The place actually looked very similar to where I had lunch earlier that day, except for the fact that it was completely empty. We sat down and a short Korean man came over to our table. The Duke explained that he was the owner of the place and told me there was nothing to worry about anymore. He quickly said some words to the owner in Korean who went off and came back a few seconds later with a bottle of soju and two glasses. The Duke poured us two shots, looked at me and said, “Now let me ask you, what do you know about the Korean War?” I told him I didn’t know much, but The Duke it turned out was fascinated with two things in life: studying the English language and talking about the Korean War. Without even a breath, he started to go over all the history of the conflict.
When the food arrived it was not at all what I expected, it was a bowl of green seaweed soup which The Duke said was called miyeok guk and that it was good for my health. I didn’t understand why he didn’t order budae jjiggae and I looked at the miyeok guk with a stricken face, my stomach gurgling in disappointment. The Duke looked straight into my eyes and said with all seriousness, “Straighten up soldier. A few more shots of soju and anything will taste like budae jjigae.” At points I lost the drift of The Duke talking and imagined myself swimming in a perfect bowl of budae jjigae: those perfect pieces of meat, those succulent noodles, that spicy taste, but soon reality got in the way again and I could only hear my stomach yelling at me and the duke rambling on about the 38th parallel or MacArthur or the Chinese. I even tried the miyeok guk once that night out of pure starvation, but even after three bottles of soju it tasted lifeless and nothing like budae jjigae, and so for the rest of the evening, it sat near bye undistributed, growing cold, and perfectly happy that it was not the soup of choice.
Finally, the owner closed the restaurant and The Duke and I stumbled out.

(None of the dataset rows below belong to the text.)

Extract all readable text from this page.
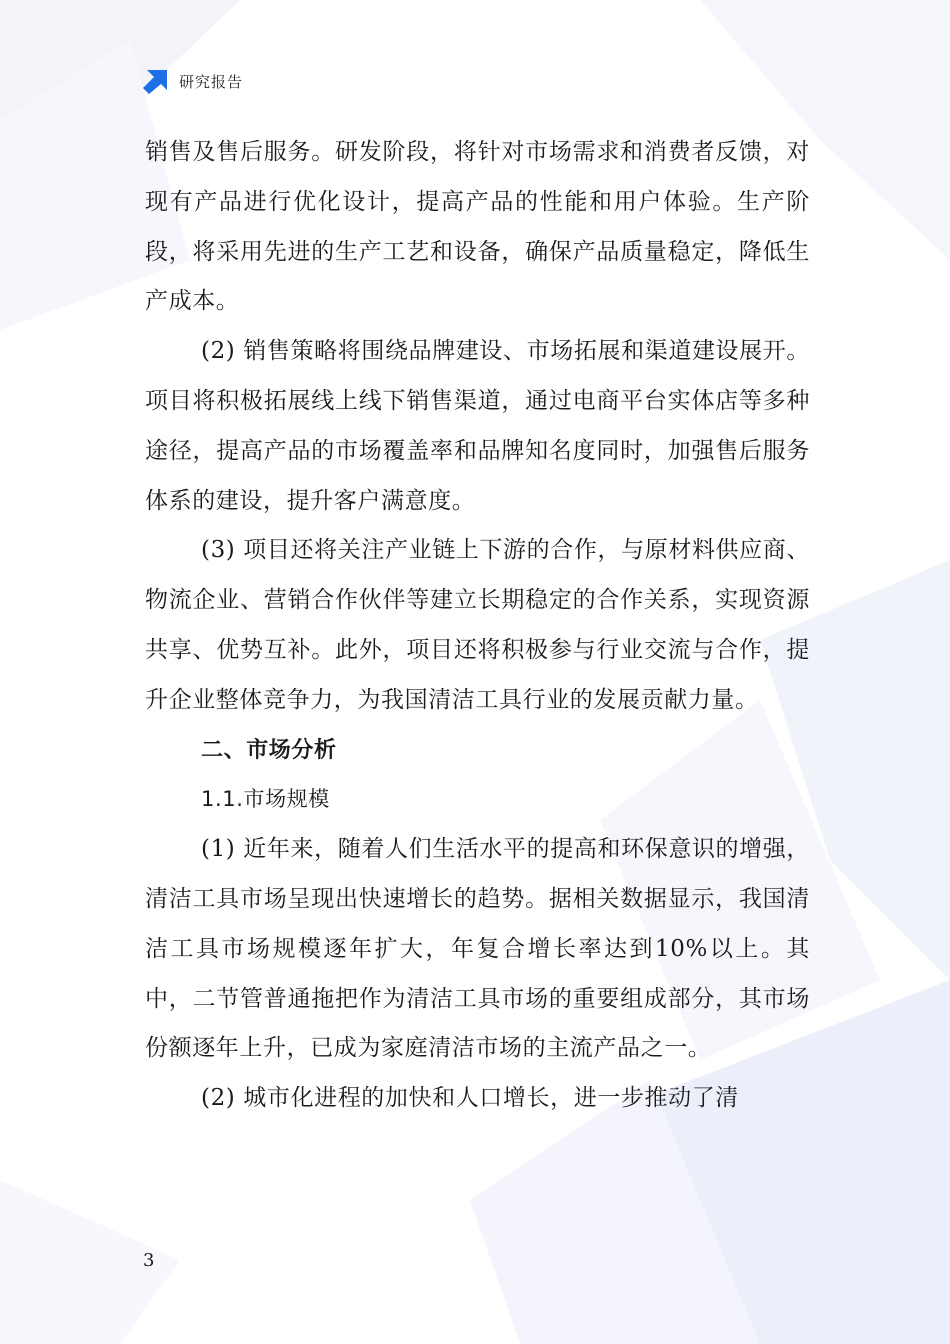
研究报告

销售及售后服务。研发阶段，将针对市场需求和消费者反馈，对现有产品进行优化设计，提高产品的性能和用户体验。生产阶段，将采用先进的生产工艺和设备，确保产品质量稳定，降低生产成本。

(2) 销售策略将围绕品牌建设、市场拓展和渠道建设展开。项目将积极拓展线上线下销售渠道，通过电商平台实体店等多种途径，提高产品的市场覆盖率和品牌知名度同时，加强售后服务体系的建设，提升客户满意度。

(3) 项目还将关注产业链上下游的合作，与原材料供应商、物流企业、营销合作伙伴等建立长期稳定的合作关系，实现资源共享、优势互补。此外，项目还将积极参与行业交流与合作，提升企业整体竞争力，为我国清洁工具行业的发展贡献力量。

二、市场分析

1.1.市场规模

(1) 近年来，随着人们生活水平的提高和环保意识的增强，清洁工具市场呈现出快速增长的趋势。据相关数据显示，我国清洁工具市场规模逐年扩大，年复合增长率达到10%以上。其中，二节管普通拖把作为清洁工具市场的重要组成部分，其市场份额逐年上升，已成为家庭清洁市场的主流产品之一。

(2) 城市化进程的加快和人口增长，进一步推动了清

3
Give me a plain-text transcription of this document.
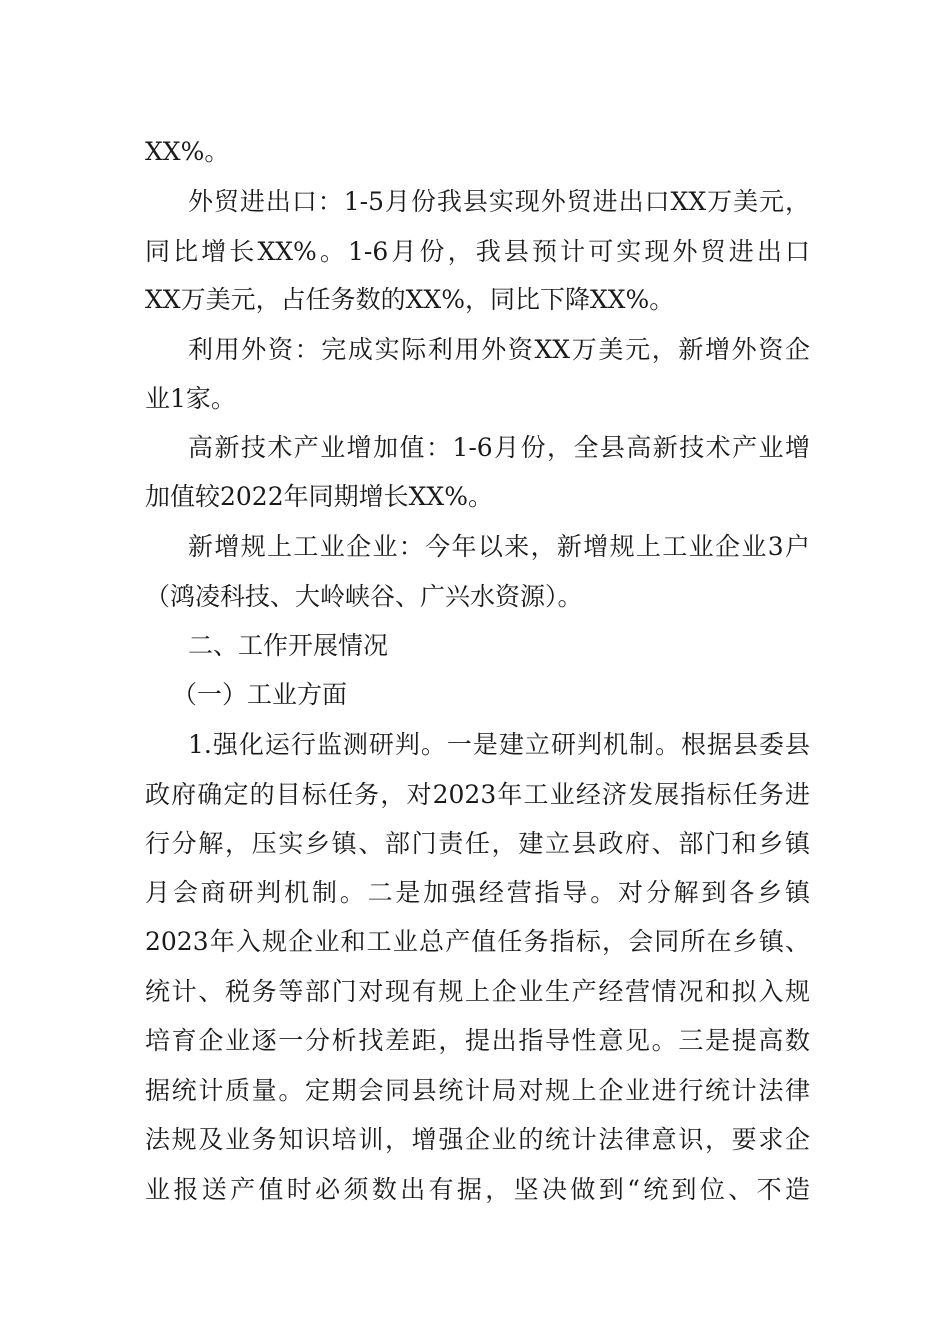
XX%。
外贸进出口：1-5月份我县实现外贸进出口XX万美元，
同比增长XX%。1-6月份，我县预计可实现外贸进出口
XX万美元，占任务数的XX%，同比下降XX%。
利用外资：完成实际利用外资XX万美元，新增外资企
业1家。
高新技术产业增加值：1-6月份，全县高新技术产业增
加值较2022年同期增长XX%。
新增规上工业企业：今年以来，新增规上工业企业3户
（鸿凌科技、大岭峡谷、广兴水资源）。
二、工作开展情况
（一）工业方面
1.强化运行监测研判。一是建立研判机制。根据县委县
政府确定的目标任务，对2023年工业经济发展指标任务进
行分解，压实乡镇、部门责任，建立县政府、部门和乡镇
月会商研判机制。二是加强经营指导。对分解到各乡镇
2023年入规企业和工业总产值任务指标，会同所在乡镇、
统计、税务等部门对现有规上企业生产经营情况和拟入规
培育企业逐一分析找差距，提出指导性意见。三是提高数
据统计质量。定期会同县统计局对规上企业进行统计法律
法规及业务知识培训，增强企业的统计法律意识，要求企
业报送产值时必须数出有据，坚决做到“统到位、不造
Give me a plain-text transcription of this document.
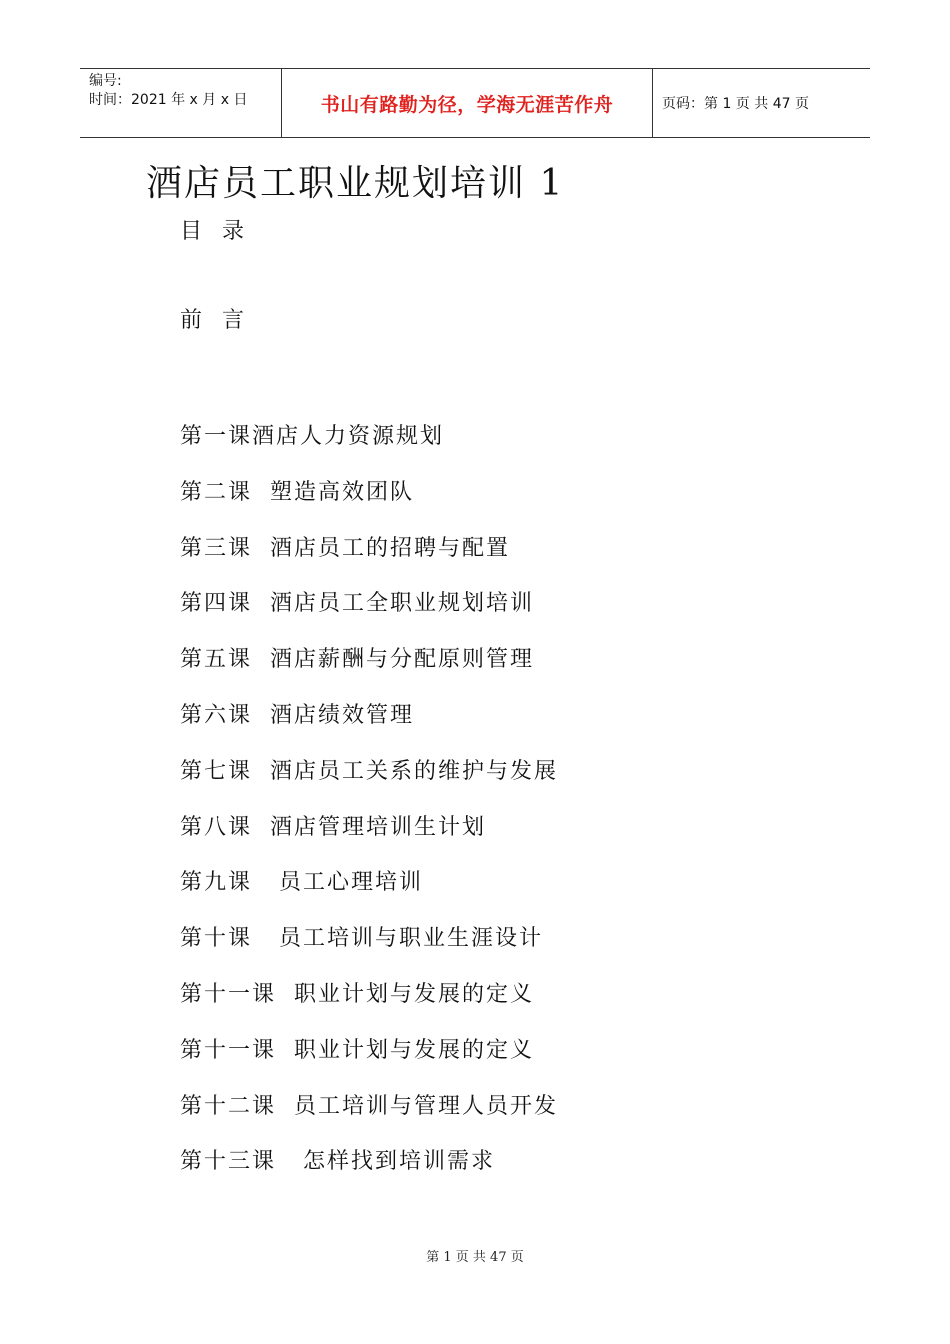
编号:
时间：2021 年 x 月 x 日	书山有路勤为径，学海无涯苦作舟	页码：第 1 页 共 47 页
酒店员工职业规划培训 1
目录
前言
第一课酒店人力资源规划
第二课  塑造高效团队
第三课  酒店员工的招聘与配置
第四课  酒店员工全职业规划培训
第五课  酒店薪酬与分配原则管理
第六课  酒店绩效管理
第七课  酒店员工关系的维护与发展
第八课  酒店管理培训生计划
第九课   员工心理培训
第十课   员工培训与职业生涯设计
第十一课  职业计划与发展的定义
第十一课  职业计划与发展的定义
第十二课  员工培训与管理人员开发
第十三课   怎样找到培训需求
第 1 页 共 47 页
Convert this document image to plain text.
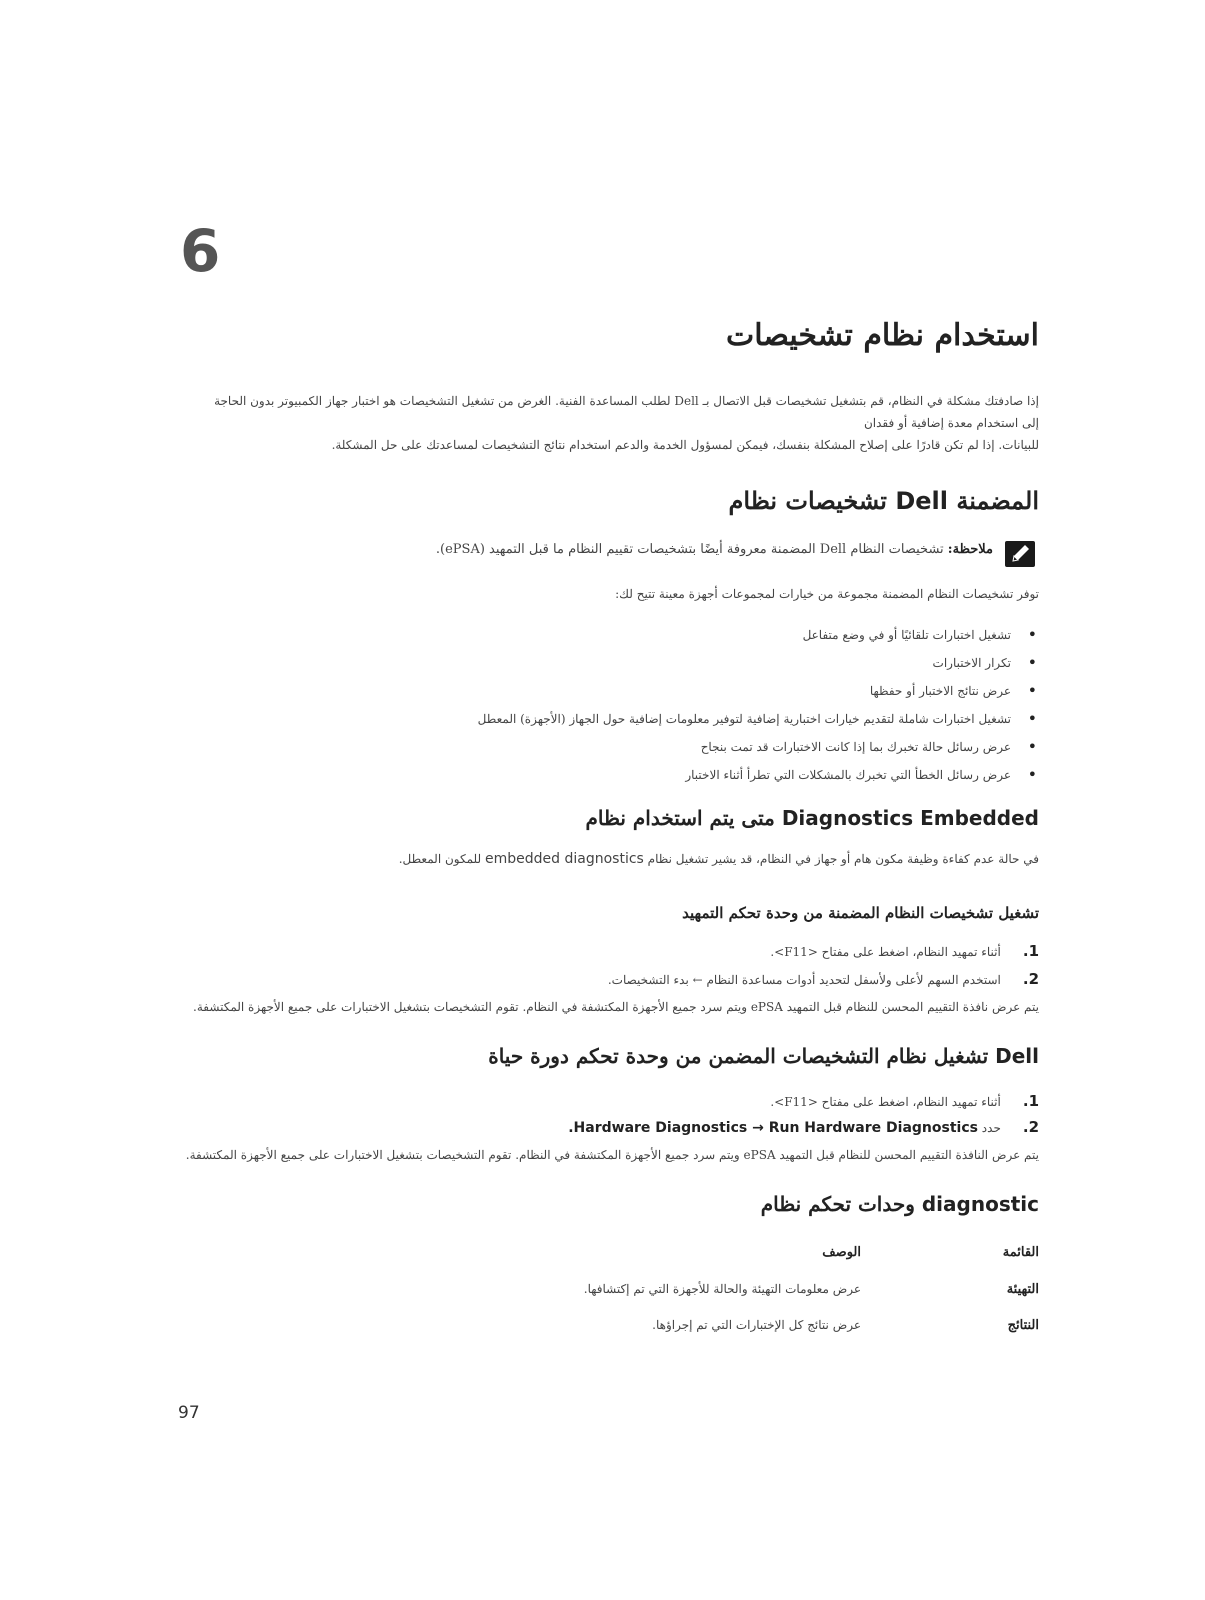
6
استخدام نظام تشخيصات
إذا صادفتك مشكلة في النظام، قم بتشغيل تشخيصات قبل الاتصال بـ Dell لطلب المساعدة الفنية. الغرض من تشغيل التشخيصات هو اختبار جهاز الكمبيوتر بدون الحاجة إلى استخدام معدة إضافية أو فقدان
للبيانات. إذا لم تكن قادرًا على إصلاح المشكلة بنفسك، فيمكن لمسؤول الخدمة والدعم استخدام نتائج التشخيصات لمساعدتك على حل المشكلة.
المضمنة Dell تشخيصات نظام
ملاحظة: تشخيصات النظام Dell المضمنة معروفة أيضًا بتشخيصات تقييم النظام ما قبل التمهيد (ePSA).
توفر تشخيصات النظام المضمنة مجموعة من خيارات لمجموعات أجهزة معينة تتيح لك:
• تشغيل اختبارات تلقائيًا أو في وضع متفاعل
• تكرار الاختبارات
• عرض نتائج الاختبار أو حفظها
• تشغيل اختبارات شاملة لتقديم خيارات اختبارية إضافية لتوفير معلومات إضافية حول الجهاز (الأجهزة) المعطل
• عرض رسائل حالة تخبرك بما إذا كانت الاختبارات قد تمت بنجاح
• عرض رسائل الخطأ التي تخبرك بالمشكلات التي تطرأ أثناء الاختبار
Diagnostics Embedded متى يتم استخدام نظام
في حالة عدم كفاءة وظيفة مكون هام أو جهاز في النظام، قد يشير تشغيل نظام embedded diagnostics للمكون المعطل.
تشغيل تشخيصات النظام المضمنة من وحدة تحكم التمهيد
1.أثناء تمهيد النظام، اضغط على مفتاح <F11>.
2.استخدم السهم لأعلى ولأسفل لتحديد أدوات مساعدة النظام ← بدء التشخيصات.
يتم عرض نافذة التقييم المحسن للنظام قبل التمهيد ePSA ويتم سرد جميع الأجهزة المكتشفة في النظام. تقوم التشخيصات بتشغيل الاختبارات على جميع الأجهزة المكتشفة.
Dell تشغيل نظام التشخيصات المضمن من وحدة تحكم دورة حياة
1.أثناء تمهيد النظام، اضغط على مفتاح <F11>.
2.حدد Hardware Diagnostics → Run Hardware Diagnostics.
يتم عرض النافذة التقييم المحسن للنظام قبل التمهيد ePSA ويتم سرد جميع الأجهزة المكتشفة في النظام. تقوم التشخيصات بتشغيل الاختبارات على جميع الأجهزة المكتشفة.
diagnostic وحدات تحكم نظام
القائمة
الوصف
التهيئة
عرض معلومات التهيئة والحالة للأجهزة التي تم إكتشافها.
النتائج
عرض نتائج كل الإختبارات التي تم إجراؤها.
97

He bowed and disappeared down a side street as if he was a ghost. I did eventually find my way home, and with my stomach still rumbling, I got on the internet determined to study hangul. I wanted only to be able to read and understand the words: 부대찌개, so that I could eat it every day, so that I could avoid getting help from anyone named The Duke, and most of all, so I would never have to see a bowl of 미역국 ever again!